Böyle bir bakış açıları var değil mi erkeklerin yoldaşlarım? Kadınları ikiye ayırıyorlar; eğelenilecekler ve evlenecekler olmak üzere. Bunu yapmalarına biz kadınlar izin veriyoruz ya neyse. Peki, biz kadınlar bunu yapmıyor muyuz? Biz de yapıyoruz, onlarla yarışabiliriz ama maazallah biz âşık olmaya görelim. İşte o zaman kalenin bale pabucu J Bunu yapmayan kadınlar ya da erkekler de var tabi ama azaldı şimdilerde. Özellikle erkeklerde ayyuka çıkmış durumda. Hayır, hangi hadle bunu yapıyorlar anlamadım. Kriterleri belli bu öküzlerin. Şimdi eğer bir kadın rahatsa, hayatını istediği gibi yaşıyorsa, erkeğe köle olmuyorsa eğlenilecek kadın oluyor. Eğer sessiz, sakin, uyumlu ahenkli ( yani köle ) ve namuslu ( O da ayrı bir tartışma konusu. Neye göre kime göre namuslu ) ise evlenilecek kadın oluyorlar. Allah Allah J. Hayır, sanki evlilik bu kriterlere bağlıymış gibi. İyi de neden böyle bir ayırım yapıyorlar? Yani sözüm ona eğlenilecek kadınlarla takılıp, onlara âşık olup, peşlerinde köle olup da sonra diğerleriyle evleniyorlar? Çünkü bu tarz kadınları zapt etmesi zor, uğraşmak gerekir. Diğerleri ise kolaydır. Kendilerini kocalarına adarlar. Dışarıda ki hayat aka dursun onlar sözüm ona mutlu mesut yuvalarında yaşarlar. Kocalarına çoğunlukta bağımlıdırlar. O ne derse öyle olur. Tam erkeklere göre değil mi?

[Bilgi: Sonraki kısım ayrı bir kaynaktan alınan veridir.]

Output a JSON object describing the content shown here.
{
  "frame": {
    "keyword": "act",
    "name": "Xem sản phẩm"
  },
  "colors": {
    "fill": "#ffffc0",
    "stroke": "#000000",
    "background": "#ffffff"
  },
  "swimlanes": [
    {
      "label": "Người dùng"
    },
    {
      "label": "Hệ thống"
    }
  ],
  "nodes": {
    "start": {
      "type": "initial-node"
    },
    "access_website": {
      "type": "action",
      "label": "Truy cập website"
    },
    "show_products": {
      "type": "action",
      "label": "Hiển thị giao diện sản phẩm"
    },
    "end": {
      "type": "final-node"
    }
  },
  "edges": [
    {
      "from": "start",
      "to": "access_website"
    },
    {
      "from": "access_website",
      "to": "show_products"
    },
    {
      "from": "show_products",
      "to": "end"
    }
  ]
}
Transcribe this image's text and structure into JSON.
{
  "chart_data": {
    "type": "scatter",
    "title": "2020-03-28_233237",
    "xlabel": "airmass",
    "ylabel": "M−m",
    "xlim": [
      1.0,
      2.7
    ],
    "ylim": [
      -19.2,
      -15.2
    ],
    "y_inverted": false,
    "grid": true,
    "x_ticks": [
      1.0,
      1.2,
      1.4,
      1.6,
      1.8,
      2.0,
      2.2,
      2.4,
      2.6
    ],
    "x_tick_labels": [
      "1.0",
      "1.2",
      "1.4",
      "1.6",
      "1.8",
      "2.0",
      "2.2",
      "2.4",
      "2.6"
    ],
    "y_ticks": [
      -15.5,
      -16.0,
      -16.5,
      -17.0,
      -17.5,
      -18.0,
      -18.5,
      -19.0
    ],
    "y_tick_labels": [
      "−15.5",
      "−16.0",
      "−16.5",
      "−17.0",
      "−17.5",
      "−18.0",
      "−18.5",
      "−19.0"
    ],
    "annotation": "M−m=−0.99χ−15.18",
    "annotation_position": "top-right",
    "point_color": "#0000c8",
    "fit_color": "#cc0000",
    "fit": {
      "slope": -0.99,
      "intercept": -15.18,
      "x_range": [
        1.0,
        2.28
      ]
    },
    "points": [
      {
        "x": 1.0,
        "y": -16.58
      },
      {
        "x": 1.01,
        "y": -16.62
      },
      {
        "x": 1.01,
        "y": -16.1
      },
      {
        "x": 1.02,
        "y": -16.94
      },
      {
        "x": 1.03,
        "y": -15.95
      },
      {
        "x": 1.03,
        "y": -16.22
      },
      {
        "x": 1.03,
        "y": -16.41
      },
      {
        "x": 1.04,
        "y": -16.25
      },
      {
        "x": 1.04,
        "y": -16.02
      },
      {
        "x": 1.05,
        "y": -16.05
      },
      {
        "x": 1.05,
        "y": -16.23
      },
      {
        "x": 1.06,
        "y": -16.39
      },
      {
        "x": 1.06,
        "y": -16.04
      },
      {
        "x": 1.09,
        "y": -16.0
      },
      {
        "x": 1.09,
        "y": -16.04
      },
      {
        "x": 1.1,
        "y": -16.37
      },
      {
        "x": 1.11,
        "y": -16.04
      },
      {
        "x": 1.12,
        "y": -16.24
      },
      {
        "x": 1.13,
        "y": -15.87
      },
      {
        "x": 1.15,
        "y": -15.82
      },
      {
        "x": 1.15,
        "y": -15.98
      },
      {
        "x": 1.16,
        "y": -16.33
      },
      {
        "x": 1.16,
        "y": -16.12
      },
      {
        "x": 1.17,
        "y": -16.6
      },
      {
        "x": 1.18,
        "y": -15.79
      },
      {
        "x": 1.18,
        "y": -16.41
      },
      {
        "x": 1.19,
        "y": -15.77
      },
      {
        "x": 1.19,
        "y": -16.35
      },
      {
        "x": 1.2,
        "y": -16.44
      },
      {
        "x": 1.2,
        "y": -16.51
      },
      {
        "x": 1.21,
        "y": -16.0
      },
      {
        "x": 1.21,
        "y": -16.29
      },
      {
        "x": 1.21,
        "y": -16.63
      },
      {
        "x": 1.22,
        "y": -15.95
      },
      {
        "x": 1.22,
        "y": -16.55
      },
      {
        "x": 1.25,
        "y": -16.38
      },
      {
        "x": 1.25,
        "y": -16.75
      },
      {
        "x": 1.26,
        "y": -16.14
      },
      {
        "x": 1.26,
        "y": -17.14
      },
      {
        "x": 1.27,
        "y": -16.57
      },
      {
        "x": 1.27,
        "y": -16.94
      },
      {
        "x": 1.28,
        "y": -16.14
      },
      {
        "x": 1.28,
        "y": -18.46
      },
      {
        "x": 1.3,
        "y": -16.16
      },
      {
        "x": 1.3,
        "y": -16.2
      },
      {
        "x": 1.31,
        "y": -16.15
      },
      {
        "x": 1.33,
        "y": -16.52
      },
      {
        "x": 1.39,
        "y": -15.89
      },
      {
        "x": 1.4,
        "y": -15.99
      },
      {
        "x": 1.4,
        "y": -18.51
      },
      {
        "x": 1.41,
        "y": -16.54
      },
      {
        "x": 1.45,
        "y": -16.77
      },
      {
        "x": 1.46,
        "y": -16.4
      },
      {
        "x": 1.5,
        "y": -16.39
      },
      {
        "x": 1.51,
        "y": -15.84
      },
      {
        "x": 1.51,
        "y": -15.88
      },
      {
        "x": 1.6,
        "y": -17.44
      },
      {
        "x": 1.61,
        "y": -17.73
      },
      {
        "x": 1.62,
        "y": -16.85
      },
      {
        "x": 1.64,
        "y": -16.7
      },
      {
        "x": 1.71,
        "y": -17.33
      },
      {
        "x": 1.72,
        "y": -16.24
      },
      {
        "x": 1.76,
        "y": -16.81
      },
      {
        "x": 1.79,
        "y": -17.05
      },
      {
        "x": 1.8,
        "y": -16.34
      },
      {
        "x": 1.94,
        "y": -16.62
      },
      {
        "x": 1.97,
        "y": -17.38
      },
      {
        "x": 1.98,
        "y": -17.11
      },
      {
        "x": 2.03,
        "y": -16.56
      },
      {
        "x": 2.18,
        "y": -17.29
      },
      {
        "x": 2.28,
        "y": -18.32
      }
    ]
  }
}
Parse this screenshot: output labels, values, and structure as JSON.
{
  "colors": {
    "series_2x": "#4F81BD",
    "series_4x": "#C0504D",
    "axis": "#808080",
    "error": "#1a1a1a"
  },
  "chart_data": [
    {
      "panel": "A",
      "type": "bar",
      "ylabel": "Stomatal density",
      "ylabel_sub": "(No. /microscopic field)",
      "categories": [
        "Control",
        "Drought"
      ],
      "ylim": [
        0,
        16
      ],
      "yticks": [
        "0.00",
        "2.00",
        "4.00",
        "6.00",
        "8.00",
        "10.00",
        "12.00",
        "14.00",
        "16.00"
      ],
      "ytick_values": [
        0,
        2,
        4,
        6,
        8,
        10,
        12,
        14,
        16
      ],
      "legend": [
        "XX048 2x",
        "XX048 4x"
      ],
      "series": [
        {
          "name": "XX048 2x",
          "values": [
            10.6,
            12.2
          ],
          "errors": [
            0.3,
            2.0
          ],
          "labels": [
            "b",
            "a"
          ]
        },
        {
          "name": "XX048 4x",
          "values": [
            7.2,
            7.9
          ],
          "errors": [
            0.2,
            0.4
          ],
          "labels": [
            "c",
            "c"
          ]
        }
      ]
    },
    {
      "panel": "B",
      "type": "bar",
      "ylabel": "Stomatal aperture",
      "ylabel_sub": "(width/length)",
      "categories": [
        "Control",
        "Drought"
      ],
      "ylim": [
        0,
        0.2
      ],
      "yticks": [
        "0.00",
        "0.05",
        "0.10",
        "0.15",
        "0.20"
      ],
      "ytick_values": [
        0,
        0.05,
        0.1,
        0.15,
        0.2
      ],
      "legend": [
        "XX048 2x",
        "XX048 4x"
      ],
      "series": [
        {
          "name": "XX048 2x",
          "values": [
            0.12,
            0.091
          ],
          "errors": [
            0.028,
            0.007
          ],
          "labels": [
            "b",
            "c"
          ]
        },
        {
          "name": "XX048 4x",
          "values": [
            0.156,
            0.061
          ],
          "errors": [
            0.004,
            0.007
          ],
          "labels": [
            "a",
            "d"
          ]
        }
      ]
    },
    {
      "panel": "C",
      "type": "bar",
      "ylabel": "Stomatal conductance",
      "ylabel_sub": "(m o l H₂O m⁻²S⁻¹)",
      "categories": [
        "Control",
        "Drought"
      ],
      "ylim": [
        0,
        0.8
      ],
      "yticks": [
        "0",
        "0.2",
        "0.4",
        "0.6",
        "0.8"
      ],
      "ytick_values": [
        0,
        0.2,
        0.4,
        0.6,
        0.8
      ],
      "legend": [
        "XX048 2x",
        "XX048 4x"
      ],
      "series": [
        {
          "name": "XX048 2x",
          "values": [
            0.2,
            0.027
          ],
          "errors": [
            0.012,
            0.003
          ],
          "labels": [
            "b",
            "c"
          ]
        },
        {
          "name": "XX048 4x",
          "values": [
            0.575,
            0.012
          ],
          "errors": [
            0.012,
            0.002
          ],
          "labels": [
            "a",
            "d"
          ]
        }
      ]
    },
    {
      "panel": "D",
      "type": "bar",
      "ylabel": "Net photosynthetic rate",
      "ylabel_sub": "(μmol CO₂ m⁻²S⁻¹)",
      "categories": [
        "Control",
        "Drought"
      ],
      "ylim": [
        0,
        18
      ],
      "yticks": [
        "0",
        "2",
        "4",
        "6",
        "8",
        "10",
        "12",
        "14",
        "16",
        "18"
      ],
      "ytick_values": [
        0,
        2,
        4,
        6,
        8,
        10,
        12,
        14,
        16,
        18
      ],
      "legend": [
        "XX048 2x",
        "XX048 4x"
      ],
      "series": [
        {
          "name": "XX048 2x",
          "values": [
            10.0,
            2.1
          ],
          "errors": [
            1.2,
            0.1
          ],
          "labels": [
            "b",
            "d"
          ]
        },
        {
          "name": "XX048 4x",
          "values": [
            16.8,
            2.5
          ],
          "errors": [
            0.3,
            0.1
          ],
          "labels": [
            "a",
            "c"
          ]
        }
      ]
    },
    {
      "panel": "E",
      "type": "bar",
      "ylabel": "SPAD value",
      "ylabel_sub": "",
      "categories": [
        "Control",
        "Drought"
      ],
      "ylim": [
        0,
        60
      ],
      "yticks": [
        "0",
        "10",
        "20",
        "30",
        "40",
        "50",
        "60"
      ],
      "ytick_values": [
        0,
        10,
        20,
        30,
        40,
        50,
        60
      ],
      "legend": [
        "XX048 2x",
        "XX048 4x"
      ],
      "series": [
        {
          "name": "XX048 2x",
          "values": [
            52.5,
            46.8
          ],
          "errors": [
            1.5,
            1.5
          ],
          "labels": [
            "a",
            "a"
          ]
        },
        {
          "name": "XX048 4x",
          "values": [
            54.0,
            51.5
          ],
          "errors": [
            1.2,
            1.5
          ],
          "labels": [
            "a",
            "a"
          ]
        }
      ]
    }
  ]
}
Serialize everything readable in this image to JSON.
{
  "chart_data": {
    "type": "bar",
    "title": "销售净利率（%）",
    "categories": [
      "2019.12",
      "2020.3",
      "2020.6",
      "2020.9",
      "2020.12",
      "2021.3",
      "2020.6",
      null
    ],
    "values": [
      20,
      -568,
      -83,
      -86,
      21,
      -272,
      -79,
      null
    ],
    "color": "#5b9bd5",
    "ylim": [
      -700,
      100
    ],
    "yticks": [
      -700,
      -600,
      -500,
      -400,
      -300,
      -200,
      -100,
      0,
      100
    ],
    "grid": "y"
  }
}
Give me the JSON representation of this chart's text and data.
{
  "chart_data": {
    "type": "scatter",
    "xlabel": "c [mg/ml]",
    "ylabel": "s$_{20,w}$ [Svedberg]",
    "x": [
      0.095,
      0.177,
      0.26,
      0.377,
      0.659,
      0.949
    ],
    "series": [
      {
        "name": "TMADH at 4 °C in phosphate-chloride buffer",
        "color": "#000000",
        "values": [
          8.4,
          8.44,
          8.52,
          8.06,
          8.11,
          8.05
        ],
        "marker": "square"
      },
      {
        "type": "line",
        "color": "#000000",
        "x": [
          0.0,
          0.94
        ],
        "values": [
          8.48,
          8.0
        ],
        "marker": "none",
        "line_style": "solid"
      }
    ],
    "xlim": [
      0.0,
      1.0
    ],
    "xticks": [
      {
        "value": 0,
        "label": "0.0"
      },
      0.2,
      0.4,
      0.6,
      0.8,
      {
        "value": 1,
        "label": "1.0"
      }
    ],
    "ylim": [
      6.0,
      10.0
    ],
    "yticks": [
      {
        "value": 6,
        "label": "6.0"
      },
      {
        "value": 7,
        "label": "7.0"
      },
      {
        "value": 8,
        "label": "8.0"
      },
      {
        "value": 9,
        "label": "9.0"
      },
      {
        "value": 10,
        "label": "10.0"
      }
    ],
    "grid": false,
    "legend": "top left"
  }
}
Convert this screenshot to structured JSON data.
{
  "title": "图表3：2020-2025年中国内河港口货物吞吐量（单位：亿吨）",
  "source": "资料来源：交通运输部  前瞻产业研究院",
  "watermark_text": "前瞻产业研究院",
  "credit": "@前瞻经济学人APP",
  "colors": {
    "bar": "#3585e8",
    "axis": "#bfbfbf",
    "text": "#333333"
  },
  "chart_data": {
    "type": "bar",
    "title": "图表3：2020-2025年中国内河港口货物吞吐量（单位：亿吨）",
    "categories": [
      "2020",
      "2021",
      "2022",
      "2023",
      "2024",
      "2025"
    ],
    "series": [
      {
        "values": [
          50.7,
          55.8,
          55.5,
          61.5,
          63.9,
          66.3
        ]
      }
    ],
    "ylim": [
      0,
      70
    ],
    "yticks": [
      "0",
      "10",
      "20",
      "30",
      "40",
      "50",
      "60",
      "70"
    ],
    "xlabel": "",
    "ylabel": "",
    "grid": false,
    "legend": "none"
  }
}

Tamam, da peki bu erkekler cici eşleriyle neden mutlu olamayıp, onları evde bırakıp tekrar diğerleriyle dışarılarda fink atarlar acaba? Hiç düşündünüz mü? Çünkü evde sıkılırlar. Evde eşleri o kadar meşguldür ki; evle çocuklarla, dünyaları sınırlıdır. Konuşamazlar, gülemezler, dertleşemezler. Yine beğenmedikleri kadınlara dönerler. Çelişkiye bakın. Oysa mutlu oldukları kadınlarla evlenseler, hayatı paylaşsalar daha iyi olacak onlar için de işte bu kadınları da ikna etmek zordur, valla. Ama âşık olurlarsa onlar da bir süre köleleşebilir. Ama bu kötü yakıştırması bu kadınları ilgilendirmez. Erkekler istediklerini düşüne dursunlar onlar hayatları yaşarlar. Bilirler hayatta mutlu olmak gerekir. Nasıl mutlu oluyorlarsa onu yaşarlar. Bu onların kötü olduğunu göstermez. Aksine değerli, cesaretli, yeterli olduklarını gösterir. Onlar kim ne söyleyecek diye yaşamazlar. Zaten iyi de yaparlar. İnsanlar ölürken yapamadıkları şeyler için pişmanlık duyarlarmış. Neyse konudan sapmayalım.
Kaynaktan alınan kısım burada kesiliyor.